Isu itu mencuat setelah Tim Hukum PDIP Gayus Lumbuun mengatakan putusan Pengadilan Tata Usaha Negara atau PTUN bisa dijadikan pertimbangan oleh MPR RI untuk tidak melantik Prabowo-Gibran sebagai presiden dan wakil presiden RI.
Seperti diketahui Prabowo dan Gibran akan dilantik oleh MPR sebagai presiden dan wakil presiden RI pada 20 Oktober 2024 mendatang.
Baca juga: Pimpinan MPR Nilai Gugatan PDIP ke PTUN Tak Diperlukan, Prabowo-Gibran Tetap Dilantik 20 Oktober
Penjelasan MPR
Ketua MPR RI Bambang Soesatyo menanggapi soal wacana jegal pelantikan Prabowo-Gibran.
Menurut dia pelantikan presiden dan wakil presiden terpilih hasil Pemilu 2024 sangat sulit untuk dapat dijegal.
Mengingat aturan ihwal pelantikan presiden dan wakil presiden dalam Undang-Undang Dasar (UUD) NRI 1945 diatur sangat jelas.
"Jadi tidak ada celah untuk menunda atau membatalkan pelantikan Prabowo-Gibran karena pemilu sudah selesai, keputusan MK dan ketetapan KPU atas hasil Pilpres sudah," ujar Bamsoet usai bertemu anggota Komisi Kajian Ketatanegaraan MPR di Jakarta, Jumat (10/5/2024).
"Tahapan selanjutnya adalah pelantikan sebagaimana diatur dalam UUD 1945 pasal 9,” sambungnya.
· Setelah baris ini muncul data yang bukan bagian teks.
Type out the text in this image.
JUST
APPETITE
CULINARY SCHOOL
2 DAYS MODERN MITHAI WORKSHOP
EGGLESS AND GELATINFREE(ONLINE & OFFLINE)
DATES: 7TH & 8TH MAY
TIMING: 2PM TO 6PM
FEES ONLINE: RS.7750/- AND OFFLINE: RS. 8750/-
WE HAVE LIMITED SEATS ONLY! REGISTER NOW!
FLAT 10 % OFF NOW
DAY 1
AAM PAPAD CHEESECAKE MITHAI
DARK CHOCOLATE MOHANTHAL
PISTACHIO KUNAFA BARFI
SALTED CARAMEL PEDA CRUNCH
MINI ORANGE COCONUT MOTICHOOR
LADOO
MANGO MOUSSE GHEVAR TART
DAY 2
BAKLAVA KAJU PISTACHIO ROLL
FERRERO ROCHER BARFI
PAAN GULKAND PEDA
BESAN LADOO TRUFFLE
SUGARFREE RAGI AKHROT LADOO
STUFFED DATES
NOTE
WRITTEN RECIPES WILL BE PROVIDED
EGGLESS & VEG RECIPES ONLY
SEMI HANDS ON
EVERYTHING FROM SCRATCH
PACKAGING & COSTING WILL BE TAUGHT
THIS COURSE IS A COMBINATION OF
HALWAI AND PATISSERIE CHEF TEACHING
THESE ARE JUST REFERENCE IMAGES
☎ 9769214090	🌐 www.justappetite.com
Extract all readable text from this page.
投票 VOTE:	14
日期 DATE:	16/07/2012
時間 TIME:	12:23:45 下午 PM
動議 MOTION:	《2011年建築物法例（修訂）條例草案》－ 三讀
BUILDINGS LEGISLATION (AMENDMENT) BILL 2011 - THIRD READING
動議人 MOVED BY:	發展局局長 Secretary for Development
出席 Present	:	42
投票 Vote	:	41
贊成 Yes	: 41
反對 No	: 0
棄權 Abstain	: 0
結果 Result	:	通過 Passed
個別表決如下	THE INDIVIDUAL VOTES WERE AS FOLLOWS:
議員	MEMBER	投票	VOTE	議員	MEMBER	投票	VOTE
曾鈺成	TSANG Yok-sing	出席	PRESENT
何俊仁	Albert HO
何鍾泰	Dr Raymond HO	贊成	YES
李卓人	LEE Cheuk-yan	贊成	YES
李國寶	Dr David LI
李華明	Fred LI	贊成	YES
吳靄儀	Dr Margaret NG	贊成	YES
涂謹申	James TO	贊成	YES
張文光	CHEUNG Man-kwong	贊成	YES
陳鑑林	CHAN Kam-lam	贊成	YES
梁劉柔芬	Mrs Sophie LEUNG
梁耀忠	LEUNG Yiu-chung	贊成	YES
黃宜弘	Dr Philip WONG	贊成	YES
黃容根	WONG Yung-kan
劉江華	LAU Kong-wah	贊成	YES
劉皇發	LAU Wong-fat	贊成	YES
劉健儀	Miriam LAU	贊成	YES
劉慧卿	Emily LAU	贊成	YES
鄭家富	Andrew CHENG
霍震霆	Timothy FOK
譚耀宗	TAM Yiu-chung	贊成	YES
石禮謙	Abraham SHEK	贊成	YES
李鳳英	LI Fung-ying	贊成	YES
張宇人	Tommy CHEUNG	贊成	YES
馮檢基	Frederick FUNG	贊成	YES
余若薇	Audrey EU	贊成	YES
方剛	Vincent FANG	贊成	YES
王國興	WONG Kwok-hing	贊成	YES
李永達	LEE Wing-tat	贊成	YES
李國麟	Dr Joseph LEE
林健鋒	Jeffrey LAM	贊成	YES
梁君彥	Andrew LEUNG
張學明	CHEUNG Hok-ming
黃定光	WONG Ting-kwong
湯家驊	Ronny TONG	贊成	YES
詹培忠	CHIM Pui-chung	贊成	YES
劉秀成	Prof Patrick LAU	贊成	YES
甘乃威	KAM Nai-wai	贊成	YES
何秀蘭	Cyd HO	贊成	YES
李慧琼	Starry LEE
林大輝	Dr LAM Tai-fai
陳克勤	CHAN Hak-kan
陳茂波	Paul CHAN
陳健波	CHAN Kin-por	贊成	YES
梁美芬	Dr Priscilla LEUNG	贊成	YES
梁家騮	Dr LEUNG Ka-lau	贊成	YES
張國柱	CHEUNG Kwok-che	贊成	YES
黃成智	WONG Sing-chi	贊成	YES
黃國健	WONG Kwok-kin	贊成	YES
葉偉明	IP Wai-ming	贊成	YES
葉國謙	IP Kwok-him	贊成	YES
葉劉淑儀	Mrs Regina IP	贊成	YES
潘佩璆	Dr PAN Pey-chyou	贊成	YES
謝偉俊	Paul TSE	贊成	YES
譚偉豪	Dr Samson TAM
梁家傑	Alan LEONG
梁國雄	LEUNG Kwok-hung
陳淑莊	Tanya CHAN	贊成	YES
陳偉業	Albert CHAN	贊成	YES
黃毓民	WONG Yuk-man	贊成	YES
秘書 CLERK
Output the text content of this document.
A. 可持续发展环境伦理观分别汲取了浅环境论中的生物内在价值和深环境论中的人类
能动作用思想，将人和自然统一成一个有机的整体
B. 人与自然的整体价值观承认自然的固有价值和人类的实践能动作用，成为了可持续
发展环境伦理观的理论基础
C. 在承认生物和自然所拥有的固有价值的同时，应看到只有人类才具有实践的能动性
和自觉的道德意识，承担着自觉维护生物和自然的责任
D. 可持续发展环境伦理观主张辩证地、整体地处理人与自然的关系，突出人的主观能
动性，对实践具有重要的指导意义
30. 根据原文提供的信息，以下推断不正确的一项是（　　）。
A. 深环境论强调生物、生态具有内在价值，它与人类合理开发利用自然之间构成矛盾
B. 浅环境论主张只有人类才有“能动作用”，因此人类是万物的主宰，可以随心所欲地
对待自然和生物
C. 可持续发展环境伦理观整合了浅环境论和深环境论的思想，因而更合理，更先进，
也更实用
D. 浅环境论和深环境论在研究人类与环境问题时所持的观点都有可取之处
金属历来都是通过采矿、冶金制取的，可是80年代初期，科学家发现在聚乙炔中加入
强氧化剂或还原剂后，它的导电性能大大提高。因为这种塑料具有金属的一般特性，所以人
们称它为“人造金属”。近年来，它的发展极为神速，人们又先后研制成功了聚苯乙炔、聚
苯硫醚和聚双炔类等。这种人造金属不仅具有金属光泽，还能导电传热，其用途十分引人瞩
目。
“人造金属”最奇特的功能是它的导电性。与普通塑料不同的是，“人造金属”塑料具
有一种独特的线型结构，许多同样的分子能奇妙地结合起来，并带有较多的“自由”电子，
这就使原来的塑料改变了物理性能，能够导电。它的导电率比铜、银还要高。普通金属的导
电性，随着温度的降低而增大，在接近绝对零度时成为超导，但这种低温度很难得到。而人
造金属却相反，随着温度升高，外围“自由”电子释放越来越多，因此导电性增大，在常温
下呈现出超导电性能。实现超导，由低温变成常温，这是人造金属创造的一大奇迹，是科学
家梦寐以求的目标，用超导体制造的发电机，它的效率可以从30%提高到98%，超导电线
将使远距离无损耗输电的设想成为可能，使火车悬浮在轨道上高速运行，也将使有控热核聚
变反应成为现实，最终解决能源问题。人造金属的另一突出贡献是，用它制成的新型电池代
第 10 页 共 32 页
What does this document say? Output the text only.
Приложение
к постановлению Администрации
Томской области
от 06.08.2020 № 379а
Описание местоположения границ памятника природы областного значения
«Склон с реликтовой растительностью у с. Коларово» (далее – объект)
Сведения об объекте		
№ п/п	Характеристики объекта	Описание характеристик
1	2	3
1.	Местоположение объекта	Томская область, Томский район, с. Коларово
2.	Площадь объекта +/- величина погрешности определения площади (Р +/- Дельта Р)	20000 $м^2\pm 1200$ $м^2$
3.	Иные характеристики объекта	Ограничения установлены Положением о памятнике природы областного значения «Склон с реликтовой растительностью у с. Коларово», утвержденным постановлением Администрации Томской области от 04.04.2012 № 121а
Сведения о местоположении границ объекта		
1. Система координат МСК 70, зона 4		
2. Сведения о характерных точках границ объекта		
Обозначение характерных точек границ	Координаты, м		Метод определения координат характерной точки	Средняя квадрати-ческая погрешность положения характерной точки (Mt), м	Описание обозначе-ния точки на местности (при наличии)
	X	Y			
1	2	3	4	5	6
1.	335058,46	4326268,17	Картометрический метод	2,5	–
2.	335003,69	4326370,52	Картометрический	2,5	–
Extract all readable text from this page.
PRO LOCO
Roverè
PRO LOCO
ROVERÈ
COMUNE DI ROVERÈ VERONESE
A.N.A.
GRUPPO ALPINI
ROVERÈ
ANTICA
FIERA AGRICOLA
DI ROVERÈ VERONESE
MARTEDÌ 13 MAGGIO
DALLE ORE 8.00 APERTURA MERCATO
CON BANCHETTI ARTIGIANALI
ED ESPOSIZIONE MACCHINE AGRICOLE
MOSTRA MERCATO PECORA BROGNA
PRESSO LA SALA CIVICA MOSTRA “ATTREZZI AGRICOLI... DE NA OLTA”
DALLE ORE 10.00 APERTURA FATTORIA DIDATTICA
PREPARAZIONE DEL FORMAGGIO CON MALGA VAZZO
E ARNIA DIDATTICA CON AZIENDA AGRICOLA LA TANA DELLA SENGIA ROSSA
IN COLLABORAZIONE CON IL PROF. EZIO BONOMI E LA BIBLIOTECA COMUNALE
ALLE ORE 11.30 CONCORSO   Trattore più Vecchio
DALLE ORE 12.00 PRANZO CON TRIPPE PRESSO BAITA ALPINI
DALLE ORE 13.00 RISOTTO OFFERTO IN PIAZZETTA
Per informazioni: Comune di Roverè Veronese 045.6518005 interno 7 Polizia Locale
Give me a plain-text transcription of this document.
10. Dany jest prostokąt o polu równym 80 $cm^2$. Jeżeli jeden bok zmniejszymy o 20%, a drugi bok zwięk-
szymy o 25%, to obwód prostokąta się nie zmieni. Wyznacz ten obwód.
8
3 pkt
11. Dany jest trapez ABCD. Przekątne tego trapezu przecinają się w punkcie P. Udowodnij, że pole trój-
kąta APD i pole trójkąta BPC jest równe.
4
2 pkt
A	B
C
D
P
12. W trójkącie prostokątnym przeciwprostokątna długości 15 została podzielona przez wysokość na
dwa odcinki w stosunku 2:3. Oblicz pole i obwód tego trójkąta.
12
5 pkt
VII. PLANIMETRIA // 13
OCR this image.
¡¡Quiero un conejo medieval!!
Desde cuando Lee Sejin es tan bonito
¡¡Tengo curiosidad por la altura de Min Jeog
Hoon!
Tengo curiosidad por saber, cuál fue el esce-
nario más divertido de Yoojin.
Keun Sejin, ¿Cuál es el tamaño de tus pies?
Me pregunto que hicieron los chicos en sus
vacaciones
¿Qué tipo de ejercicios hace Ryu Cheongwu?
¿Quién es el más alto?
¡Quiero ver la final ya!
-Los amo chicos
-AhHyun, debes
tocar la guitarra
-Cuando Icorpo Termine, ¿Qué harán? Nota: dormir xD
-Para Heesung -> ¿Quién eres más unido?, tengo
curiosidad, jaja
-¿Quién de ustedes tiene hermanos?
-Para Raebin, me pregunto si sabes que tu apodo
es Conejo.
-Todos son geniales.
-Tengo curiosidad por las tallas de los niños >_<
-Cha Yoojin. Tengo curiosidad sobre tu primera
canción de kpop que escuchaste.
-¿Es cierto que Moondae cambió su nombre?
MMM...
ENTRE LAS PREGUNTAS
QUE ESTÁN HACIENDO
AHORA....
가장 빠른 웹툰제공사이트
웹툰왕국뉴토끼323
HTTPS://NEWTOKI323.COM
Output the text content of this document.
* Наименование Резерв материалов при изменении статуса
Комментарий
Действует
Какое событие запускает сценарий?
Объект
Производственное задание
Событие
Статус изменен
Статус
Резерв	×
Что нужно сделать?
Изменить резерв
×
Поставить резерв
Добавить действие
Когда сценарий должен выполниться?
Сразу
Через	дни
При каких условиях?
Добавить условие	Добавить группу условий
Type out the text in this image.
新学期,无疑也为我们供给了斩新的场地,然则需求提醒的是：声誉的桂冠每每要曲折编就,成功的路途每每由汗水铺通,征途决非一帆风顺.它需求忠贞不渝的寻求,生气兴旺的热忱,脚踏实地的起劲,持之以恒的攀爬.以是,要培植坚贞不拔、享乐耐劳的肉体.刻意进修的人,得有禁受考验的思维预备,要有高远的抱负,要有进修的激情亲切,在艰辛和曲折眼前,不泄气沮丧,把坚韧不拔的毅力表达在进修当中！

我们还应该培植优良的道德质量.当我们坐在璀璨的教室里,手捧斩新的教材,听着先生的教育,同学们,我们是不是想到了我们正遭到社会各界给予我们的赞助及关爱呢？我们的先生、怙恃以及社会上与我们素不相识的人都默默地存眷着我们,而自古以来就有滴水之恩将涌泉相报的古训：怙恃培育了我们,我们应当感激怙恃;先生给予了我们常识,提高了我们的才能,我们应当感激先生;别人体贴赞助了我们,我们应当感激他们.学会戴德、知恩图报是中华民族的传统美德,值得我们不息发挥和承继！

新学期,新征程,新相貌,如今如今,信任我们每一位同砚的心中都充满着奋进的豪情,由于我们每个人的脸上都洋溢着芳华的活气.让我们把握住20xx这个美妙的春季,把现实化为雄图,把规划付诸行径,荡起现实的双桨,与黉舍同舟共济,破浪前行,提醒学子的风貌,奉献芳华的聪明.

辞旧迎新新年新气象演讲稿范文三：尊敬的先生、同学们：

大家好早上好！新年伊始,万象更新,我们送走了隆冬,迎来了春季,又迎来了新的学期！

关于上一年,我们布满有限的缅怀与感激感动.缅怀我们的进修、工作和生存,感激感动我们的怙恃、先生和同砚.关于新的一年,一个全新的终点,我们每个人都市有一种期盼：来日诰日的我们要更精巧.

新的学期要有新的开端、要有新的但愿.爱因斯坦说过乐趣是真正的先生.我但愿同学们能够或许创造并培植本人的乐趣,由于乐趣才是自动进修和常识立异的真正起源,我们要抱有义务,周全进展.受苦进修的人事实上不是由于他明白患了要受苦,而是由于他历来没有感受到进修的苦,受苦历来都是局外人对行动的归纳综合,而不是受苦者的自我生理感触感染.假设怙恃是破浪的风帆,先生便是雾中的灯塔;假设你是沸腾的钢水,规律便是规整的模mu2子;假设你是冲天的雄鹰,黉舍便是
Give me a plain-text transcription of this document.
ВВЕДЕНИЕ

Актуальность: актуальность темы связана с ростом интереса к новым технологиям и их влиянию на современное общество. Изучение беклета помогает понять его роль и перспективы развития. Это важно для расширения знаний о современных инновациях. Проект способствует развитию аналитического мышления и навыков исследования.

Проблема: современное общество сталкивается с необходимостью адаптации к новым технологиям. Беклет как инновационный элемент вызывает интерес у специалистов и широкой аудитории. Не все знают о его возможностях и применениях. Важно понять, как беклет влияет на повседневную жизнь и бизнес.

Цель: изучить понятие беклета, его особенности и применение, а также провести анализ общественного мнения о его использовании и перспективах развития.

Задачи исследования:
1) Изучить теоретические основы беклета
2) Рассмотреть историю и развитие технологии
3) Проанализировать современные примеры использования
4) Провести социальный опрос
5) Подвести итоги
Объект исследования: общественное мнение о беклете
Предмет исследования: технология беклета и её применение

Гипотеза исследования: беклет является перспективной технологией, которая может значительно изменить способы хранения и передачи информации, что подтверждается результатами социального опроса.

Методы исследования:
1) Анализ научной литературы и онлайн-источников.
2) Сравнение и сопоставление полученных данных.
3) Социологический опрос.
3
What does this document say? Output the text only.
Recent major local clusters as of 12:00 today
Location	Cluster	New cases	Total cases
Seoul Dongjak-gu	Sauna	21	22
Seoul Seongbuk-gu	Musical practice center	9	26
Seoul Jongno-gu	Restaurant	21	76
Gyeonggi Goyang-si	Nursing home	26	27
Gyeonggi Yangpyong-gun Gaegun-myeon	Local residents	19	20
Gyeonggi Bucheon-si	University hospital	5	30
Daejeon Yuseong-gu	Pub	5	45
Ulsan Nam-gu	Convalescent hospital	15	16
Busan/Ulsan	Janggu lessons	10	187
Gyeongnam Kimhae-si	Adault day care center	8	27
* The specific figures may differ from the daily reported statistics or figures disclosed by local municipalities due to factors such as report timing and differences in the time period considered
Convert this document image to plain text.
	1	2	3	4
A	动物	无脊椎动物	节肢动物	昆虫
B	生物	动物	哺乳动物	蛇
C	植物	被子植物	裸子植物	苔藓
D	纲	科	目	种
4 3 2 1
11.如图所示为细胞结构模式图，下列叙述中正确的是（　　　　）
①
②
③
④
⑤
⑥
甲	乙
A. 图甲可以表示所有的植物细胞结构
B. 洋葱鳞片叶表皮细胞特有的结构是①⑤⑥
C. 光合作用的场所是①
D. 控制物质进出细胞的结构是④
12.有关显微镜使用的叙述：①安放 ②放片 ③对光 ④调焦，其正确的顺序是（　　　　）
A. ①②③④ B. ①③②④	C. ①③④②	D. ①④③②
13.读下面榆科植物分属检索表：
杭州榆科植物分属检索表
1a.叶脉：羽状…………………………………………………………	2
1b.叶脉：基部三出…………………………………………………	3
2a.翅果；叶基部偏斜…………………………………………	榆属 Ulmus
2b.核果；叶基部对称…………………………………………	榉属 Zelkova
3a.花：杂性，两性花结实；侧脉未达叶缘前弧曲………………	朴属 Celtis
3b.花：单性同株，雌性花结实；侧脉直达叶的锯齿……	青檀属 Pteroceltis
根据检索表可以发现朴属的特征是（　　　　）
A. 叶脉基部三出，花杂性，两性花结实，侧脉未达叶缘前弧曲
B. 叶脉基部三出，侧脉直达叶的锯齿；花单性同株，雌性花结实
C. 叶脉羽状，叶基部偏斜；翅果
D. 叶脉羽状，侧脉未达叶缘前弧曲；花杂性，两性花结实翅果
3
Ia menegaskan apa yang telah diputus oleh rakyat yang berdaulat tidak boleh diganggu gugat oleh siapapun, termasuk keputusan PTUN.
Bahkan, lanjut Bamsoet, menurut hasil kajian Badan Pengkajian MPR RI dan Komisi Kajian Ketatanegaraan MPR, pasangan presiden dan wakil presiden terpilih yang sudah ditetapkan oleh Ketetapan KPU harus diperkuat dengan produk hukum konstitusi berupa Ketetapan MPR.
“Tanpa ada perdebatan lagi di MPR karena hanya bersifat administrasi," jelasnya.
Bamsoet juga menjelaskan, hasil kajian Komisi Kajian Ketatanegaraan ini sejalan dengan pandangan dan pendapat ahli hukum tata negara Yusril Izha Mahendra yang merupakan tim hukum dalam barisan Prabowo Gibran saat sidang sengketa Pilpres di Mahkamah Konsolidasi (MK).
Serta mantan Ketua MK Jimly, Asshiddiqie yang sempat menyidangkan perkara etik hakim konstitusi Anwar Usman melalui Majelis Kehormatan MK (MKMK) yang kala itu masih ad hoc.